Personal information
- Full name: Eustace Jerome Proctor
- Born: 15 November 1965 (age 60) Anguilla
- Batting: Right-handed
- Bowling: Right-arm medium

Domestic team information
- 1986: Leeward Islands
- Source: CricketArchive, 1 January 2016

= Eustace Proctor =

Anguillan cricketer (born 1965)

Eustace Jerome Proctor (born 15 November 1965) is a former Anguillan cricketer who played for the Leeward Islands in West Indian domestic cricket. He was the second Anguillan to play first-class cricket, after Cardigan Connor, and the first to play for the Leewards.
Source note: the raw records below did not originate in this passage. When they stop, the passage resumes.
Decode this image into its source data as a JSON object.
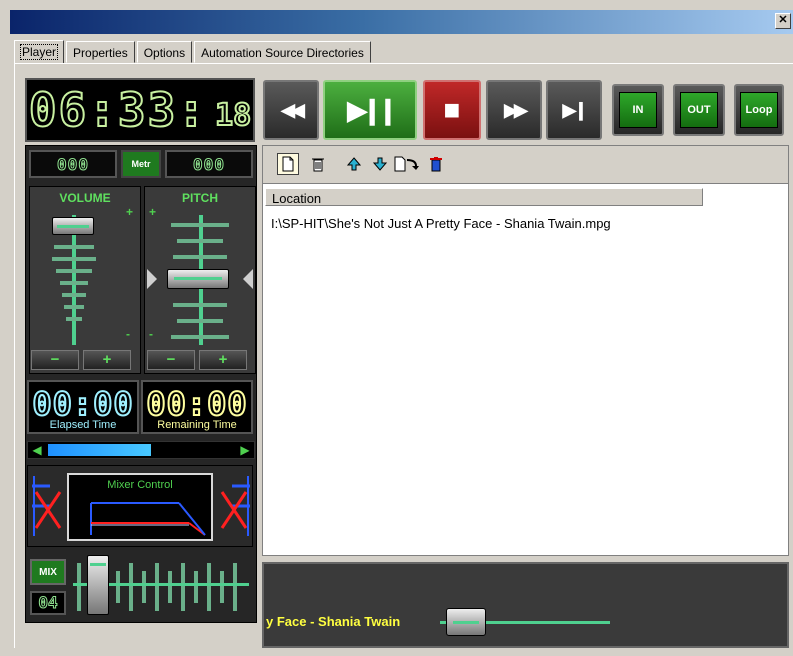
{
  "window": {
    "close_glyph": "✕"
  },
  "tabs": [
    {
      "label": "Player",
      "active": true
    },
    {
      "label": "Properties"
    },
    {
      "label": "Options"
    },
    {
      "label": "Automation Source Directories"
    }
  ],
  "clock": {
    "main": "06:33:",
    "seconds": "18"
  },
  "transport": {
    "rewind": "◀◀",
    "play_pause": "▶❙❙",
    "stop": "■",
    "forward": "▶▶",
    "next": "▶❙",
    "in_label": "IN",
    "out_label": "OUT",
    "loop_label": "Loop"
  },
  "controls": {
    "left_lcd": "000",
    "right_lcd": "000",
    "metr_label": "Metr",
    "volume_label": "VOLUME",
    "pitch_label": "PITCH",
    "volume_minus": "−",
    "volume_plus": "+",
    "pitch_minus": "−",
    "pitch_plus": "+",
    "scale_plus": "+",
    "scale_minus": "-"
  },
  "times": {
    "elapsed_value": "00:00",
    "elapsed_label": "Elapsed Time",
    "remaining_value": "00:00",
    "remaining_label": "Remaining Time"
  },
  "seek": {
    "left": "◀",
    "right": "▶",
    "progress_fraction": 0.55
  },
  "mixer": {
    "title": "Mixer Control",
    "mix_label": "MIX",
    "mix_value": "04"
  },
  "playlist": {
    "column_header": "Location",
    "rows": [
      "I:\\SP-HIT\\She's Not Just A Pretty Face - Shania Twain.mpg"
    ]
  },
  "now_playing": {
    "scroll_text": "y Face - Shania Twain"
  },
  "colors": {
    "lcd_green": "#8fe08f",
    "accent_green": "#4fd04f",
    "transport_red": "#c02828",
    "elapsed_cyan": "#9ff0ff",
    "remaining_yellow": "#ffff9f"
  }
}
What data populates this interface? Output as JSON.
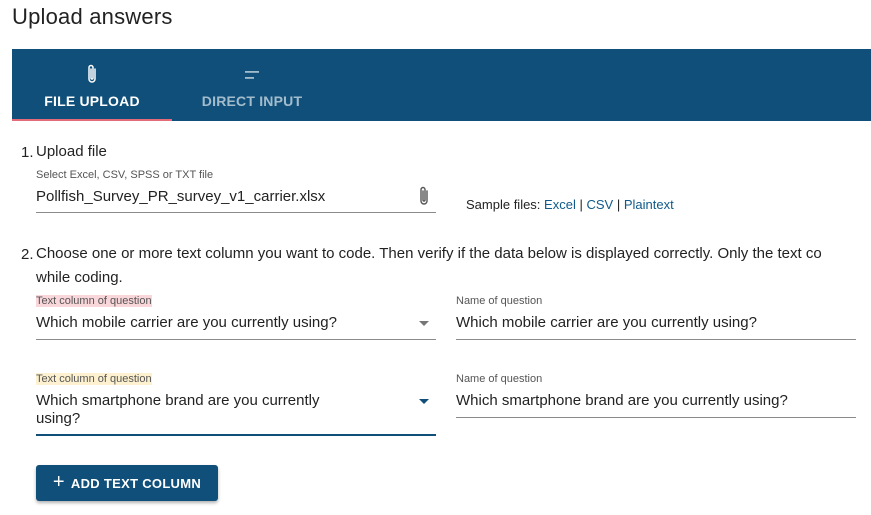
{
  "page": {
    "title": "Upload answers"
  },
  "tabs": [
    {
      "label": "FILE UPLOAD",
      "icon": "paperclip-icon",
      "active": true
    },
    {
      "label": "DIRECT INPUT",
      "icon": "text-lines-icon",
      "active": false
    }
  ],
  "step1": {
    "number": "1.",
    "title": "Upload file",
    "file_label": "Select Excel, CSV, SPSS or TXT file",
    "file_value": "Pollfish_Survey_PR_survey_v1_carrier.xlsx",
    "sample_prefix": "Sample files:",
    "samples": [
      "Excel",
      "CSV",
      "Plaintext"
    ],
    "separator": "|"
  },
  "step2": {
    "number": "2.",
    "text_line1": "Choose one or more text column you want to code. Then verify if the data below is displayed correctly. Only the text co",
    "text_line2": "while coding."
  },
  "columns": [
    {
      "column_label": "Text column of question",
      "column_value": "Which mobile carrier are you currently using?",
      "name_label": "Name of question",
      "name_value": "Which mobile carrier are you currently using?"
    },
    {
      "column_label": "Text column of question",
      "column_value_line1": "Which smartphone brand are you currently",
      "column_value_line2": "using?",
      "name_label": "Name of question",
      "name_value": "Which smartphone brand are you currently using?"
    }
  ],
  "add_button": {
    "label": "ADD TEXT COLUMN",
    "icon": "plus-icon"
  },
  "colors": {
    "primary": "#0f4f7a",
    "tab_indicator": "#e36b7a",
    "link": "#0f5a8a"
  }
}
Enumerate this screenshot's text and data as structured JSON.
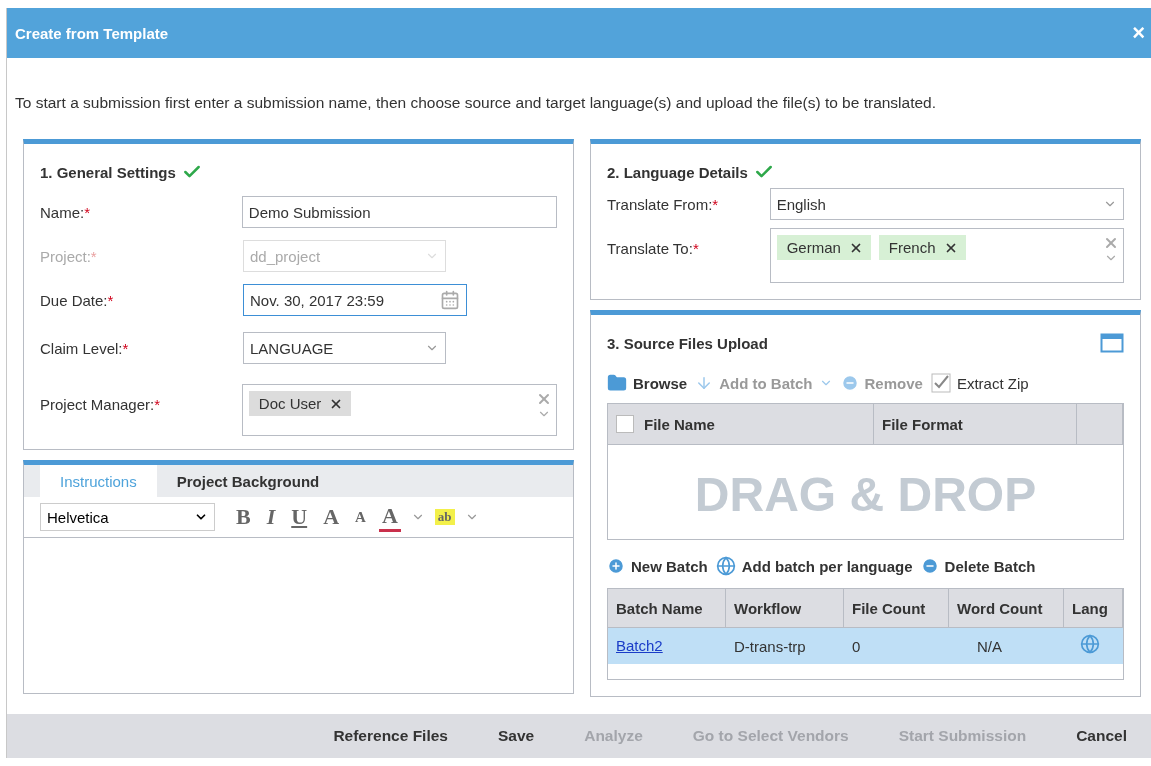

Proctor made his senior debut for the Anguilla national team at the age of 17, in 1983, and shortly after debuted for the Leeward Islands under-19s. In 1985, he represented the West Indies under-19s in a three-match series against England, twice dismissing future Durham captain Mike Roseberry. Proctor's only first-class appearance came in February 1986, when he appeared for the Leewards against Guyana during the 1985–86 Shell Shield season. He took 1/39 in the first innings and 4/46 in the second, to finish with a first-class bowling average of 17.00. The first batsman he dismissed was Abdul Sattaur, who later played One Day Internationals for Canada, and his fourth wicket was that of Clyde Butts, a West Indies Test player.